The investigator’s account of Fairchild’s scheme goes like this: Fairchild allegedly had access to the safe. She didn’t allow her employees to assist with accounting tasks like reconciling daily cash amounts. She insisted that all money orders brought in by customers to be cashed be left blank (one Gwitchyaa Zhee employee allegedly saw Fairchild take money orders that were never entered on the daily deposits). And she requested money from the corporation to cover fuel purchases for the fuel store’s operations.
“The fuel store should have been profitable enough to afford the supply of fuel that was sold,” Alaska State Troopers investigator Andrea Jacobson wrote in the affidavit. Since Fairchild’s departure from the corporation, the fuel store is profitable and Gwitchyaa Zhee has declared a shareholder dividend.

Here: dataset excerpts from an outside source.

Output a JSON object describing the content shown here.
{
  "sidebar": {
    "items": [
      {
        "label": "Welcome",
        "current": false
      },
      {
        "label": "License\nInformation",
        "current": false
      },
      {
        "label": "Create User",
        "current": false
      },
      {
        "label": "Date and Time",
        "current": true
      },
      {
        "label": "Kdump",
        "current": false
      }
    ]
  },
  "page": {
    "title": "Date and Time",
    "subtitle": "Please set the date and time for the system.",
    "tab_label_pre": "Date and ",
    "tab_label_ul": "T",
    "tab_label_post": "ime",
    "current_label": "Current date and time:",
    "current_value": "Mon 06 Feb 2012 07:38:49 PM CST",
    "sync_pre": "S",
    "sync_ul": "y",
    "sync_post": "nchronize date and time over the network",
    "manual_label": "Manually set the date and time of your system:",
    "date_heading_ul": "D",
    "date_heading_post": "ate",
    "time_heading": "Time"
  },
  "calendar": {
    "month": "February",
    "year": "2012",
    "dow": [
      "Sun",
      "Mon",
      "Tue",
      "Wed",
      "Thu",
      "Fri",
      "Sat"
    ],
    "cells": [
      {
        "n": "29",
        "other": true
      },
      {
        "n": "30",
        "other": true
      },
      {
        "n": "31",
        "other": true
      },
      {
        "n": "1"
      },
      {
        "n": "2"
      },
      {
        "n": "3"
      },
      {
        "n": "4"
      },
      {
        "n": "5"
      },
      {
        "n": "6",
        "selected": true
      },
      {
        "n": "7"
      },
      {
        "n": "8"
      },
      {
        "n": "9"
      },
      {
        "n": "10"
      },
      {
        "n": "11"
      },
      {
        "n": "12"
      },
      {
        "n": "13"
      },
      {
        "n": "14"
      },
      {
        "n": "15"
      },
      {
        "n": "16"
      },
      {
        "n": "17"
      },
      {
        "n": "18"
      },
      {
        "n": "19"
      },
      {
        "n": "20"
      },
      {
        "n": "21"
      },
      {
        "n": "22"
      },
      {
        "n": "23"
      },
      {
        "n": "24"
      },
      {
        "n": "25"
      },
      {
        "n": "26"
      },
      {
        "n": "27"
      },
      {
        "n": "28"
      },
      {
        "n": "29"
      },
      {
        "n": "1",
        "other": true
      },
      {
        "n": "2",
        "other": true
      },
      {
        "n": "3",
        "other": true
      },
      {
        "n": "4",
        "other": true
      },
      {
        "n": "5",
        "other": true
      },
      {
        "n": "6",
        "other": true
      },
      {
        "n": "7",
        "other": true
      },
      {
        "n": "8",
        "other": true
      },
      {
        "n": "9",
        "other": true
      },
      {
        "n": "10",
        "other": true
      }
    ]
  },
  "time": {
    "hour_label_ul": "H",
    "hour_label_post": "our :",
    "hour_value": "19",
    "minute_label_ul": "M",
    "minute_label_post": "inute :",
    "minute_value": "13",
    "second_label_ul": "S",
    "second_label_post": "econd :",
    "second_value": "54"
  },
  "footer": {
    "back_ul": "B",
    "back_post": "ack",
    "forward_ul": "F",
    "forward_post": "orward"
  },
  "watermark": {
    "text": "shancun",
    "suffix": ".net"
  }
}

Jacobson said when she contacted Fairchild after she left the corporation, she admitted to making changes on the daily sales sheets. “She claimed she was only doing what ‘they’ told her to do to make the sales sheets match the cash register sheets.”
Fairchild allegedly vacationed twice in 2009, once in Florida and once in Hawaii, trips that included several family members. In February 2009, she financed a new vehicle with a $32,820 price tag. The woman’s bank accounts’ balances floated around $1,000 at the beginning and end of 2009, but during that time about $94,000 in deposits had moved through the accounts from various sources.
Her alleged tale of siphoning corporation funds isn’t as surreal as that of another criminal case involving tribal funds. Lori Chum, former president for the Native Village of Tatitlek, turned herself into U.S. Marshals and began an 18-month prison sentence for misapplication of tribal funds, including double-dipping into the village's bank accounts, wrongful and inflated payments to herself, and outright theft of the village's money. Clum had a compulsion for narcotics and booze, driven by her own personal tragedies.
Fairchild has no criminal convictions in Alaska, according to the affidavit.